We will use gensim's implementation of Google's word2vec to vectorize the words.

### Vectorize it

In [11]:
# Preprocess data
tokenized_corpus = [gensim.utils.simple_preprocess(doc) for doc in corpus]

In [12]:
%%time
model = gensim.models.Word2Vec(tokenized_corpus)

CPU times: user 4.37 s, sys: 24.4 ms, total: 4.39 s
Wall time: 2.32 s


'Novel' is a word very common in abstracts.

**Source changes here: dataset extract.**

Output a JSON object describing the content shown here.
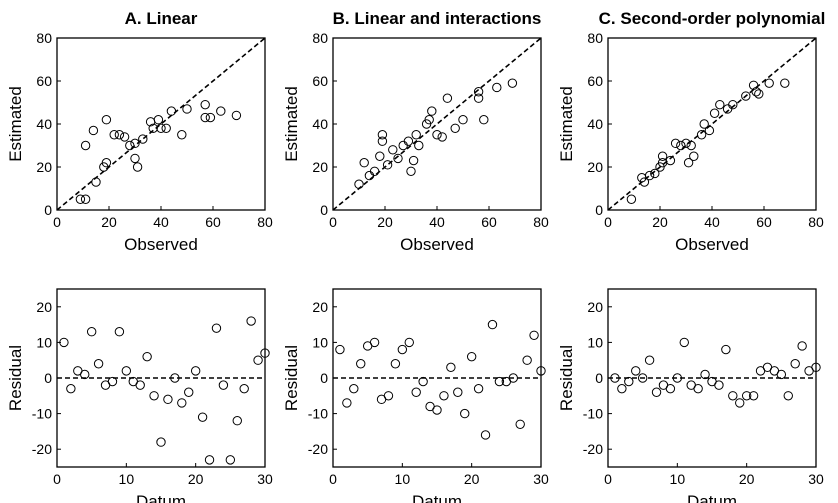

Let's see the most similar words to it:

In [13]:
# Curiosity
model.wv.most_similar('novel', topn=15)

[('previous', 0.9902200698852539),
 ('define', 0.9893702864646912),
 ('implemented', 0.9886905550956726),
 ('apply', 0.9883219003677368),
 ('make', 0.9879704713821411),
 ('possible', 0.9867957234382629),
 ('take', 0.986771285533905),
 ('them', 0.9866843223571777),
 ('compare', 0.9866756200790405),
 ('designed', 0.9865284562110901),
 ('develop', 0.9856593012809753),
 ('many', 0.9850836396217346),
 ('then', 0.9844640493392944),
 ('relevant', 0.9840606451034546),
 ('identify', 0.9840162396430969)]

In [14]:
w2v = dict(zip(model.wv.index2word, model.wv.vectors))

In [15]:
vectorized_corpus = []
for doc in tqdm(tokenized_corpus):
    vectorized_doc = []
    for word in doc:
        if word in model.wv.index2word:
            vectorized_doc.append(w2v[word])
    vectorized_corpus.append(np.mean(vectorized_doc, axis=0))

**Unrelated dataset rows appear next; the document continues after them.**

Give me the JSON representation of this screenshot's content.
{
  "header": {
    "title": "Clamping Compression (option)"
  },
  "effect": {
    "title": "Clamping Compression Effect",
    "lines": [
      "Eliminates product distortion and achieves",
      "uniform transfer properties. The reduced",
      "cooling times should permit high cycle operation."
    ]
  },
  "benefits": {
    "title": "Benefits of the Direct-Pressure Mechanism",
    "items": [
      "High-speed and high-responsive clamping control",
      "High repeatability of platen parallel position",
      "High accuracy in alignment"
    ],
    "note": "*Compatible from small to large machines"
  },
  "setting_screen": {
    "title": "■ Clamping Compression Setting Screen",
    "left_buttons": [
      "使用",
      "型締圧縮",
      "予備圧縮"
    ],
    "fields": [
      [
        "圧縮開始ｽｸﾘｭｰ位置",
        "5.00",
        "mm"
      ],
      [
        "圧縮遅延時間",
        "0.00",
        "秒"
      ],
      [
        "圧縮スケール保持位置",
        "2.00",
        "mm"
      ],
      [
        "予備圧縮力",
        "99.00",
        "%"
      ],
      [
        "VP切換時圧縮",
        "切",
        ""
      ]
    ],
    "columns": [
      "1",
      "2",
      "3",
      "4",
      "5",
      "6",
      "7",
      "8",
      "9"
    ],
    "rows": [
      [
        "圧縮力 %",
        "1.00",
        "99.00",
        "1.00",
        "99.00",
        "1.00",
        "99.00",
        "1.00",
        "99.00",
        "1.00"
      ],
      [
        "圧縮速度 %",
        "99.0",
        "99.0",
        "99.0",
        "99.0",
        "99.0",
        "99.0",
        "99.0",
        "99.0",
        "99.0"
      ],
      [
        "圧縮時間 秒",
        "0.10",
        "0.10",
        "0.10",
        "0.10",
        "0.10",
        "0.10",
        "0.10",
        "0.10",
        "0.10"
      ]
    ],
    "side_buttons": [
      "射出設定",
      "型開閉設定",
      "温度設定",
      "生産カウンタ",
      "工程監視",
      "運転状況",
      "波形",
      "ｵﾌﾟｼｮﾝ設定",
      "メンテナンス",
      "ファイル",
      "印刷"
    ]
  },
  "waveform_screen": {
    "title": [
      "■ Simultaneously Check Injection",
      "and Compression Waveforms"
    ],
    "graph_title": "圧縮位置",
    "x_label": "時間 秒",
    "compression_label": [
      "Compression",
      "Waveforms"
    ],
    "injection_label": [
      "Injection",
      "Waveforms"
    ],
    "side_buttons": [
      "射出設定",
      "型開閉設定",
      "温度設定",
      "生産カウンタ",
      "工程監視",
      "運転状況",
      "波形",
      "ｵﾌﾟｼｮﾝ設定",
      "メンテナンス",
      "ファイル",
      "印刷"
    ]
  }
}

HBox(children=(FloatProgress(value=0.0, max=681.0), HTML(value='')))




In [16]:
X = np.array(vectorized_corpus)

### Split data

In [17]:
X_train, X_test, y_train, y_test = train_test_split(X, y, test_size=0.2)

### Train model

In [18]:
%%time
lr = LogisticRegressionCV(cv=5, max_iter=10000).fit(X_train, y_train)



CPU times: user 28.8 s, sys: 304 ms, total: 29.1 s
Wall time: 7.29 s


### Evaluate

In [19]:
# Training data
accuracy_score(y_train, lr.predict(X_train))

0.9852941176470589

In [20]:
# Test data
accuracy_score(y_test, lr.predict(X_test))

0.9343065693430657

Also nice results, but not better.

## doc2vec

We will try the implementation of Le and Mikolov's doc2vec from gensim.

### Vectorize it

We tag the documents:

In [21]:
tagged_corpus = [TaggedDocument(words=doc, tags=[i]) for i, doc in enumerate(tokenized_corpus)]

In [22]:
%%time
model = Doc2Vec(
    documents=tagged_corpus,
    vector_size=50,
    min_count=2,
    epochs=30,
    total_examples=len(tagged_corpus)
)

CPU times: user 29.4 s, sys: 296 ms, total: 29.7 s
Wall time: 12.4 s


In [23]:
X = np.array([model.docvecs[i] for i in range(len(tagged_corpus))])

### Split data

In [24]:
X_train, X_test, y_train, y_test = train_test_split(X, y, test_size=0.2)

### Train model

In [25]:
%%time
lr = LogisticRegressionCV(cv=5, max_iter=10000).fit(X_train, y_train)

CPU times: user 6.51 s, sys: 64 ms, total: 6.57 s
Wall time: 1.65 s


### Assesing the model

We can check if the model can infer a vector similar to the real vector of its document.

In [26]:
ranks = []
second_ranks = []
for doc_id in range(len(tokenized_corpus)):
    inferred_vector = model.infer_vector(tokenized_corpus[doc_id])
    sims = model.docvecs.most_similar([inferred_vector], topn=len(model.docvecs))
    rank = [docid for docid, sim in sims].index(doc_id)
    ranks.append(rank)

    second_ranks.append(sims[1])

In [27]:
Counter(ranks)

Counter({0: 681})

This means for 680 documents the infered vector is more similar to the real vector. This is good.

### Evaluate

In [28]:
# Training data
accuracy_score(y_train, lr.predict(X_train))

0.9834558823529411

In [29]:
# Test data
accuracy_score(y_test, lr.predict(X_test))

0.9343065693430657

Nice results.

## Conclusion

All models worked well on this dataset.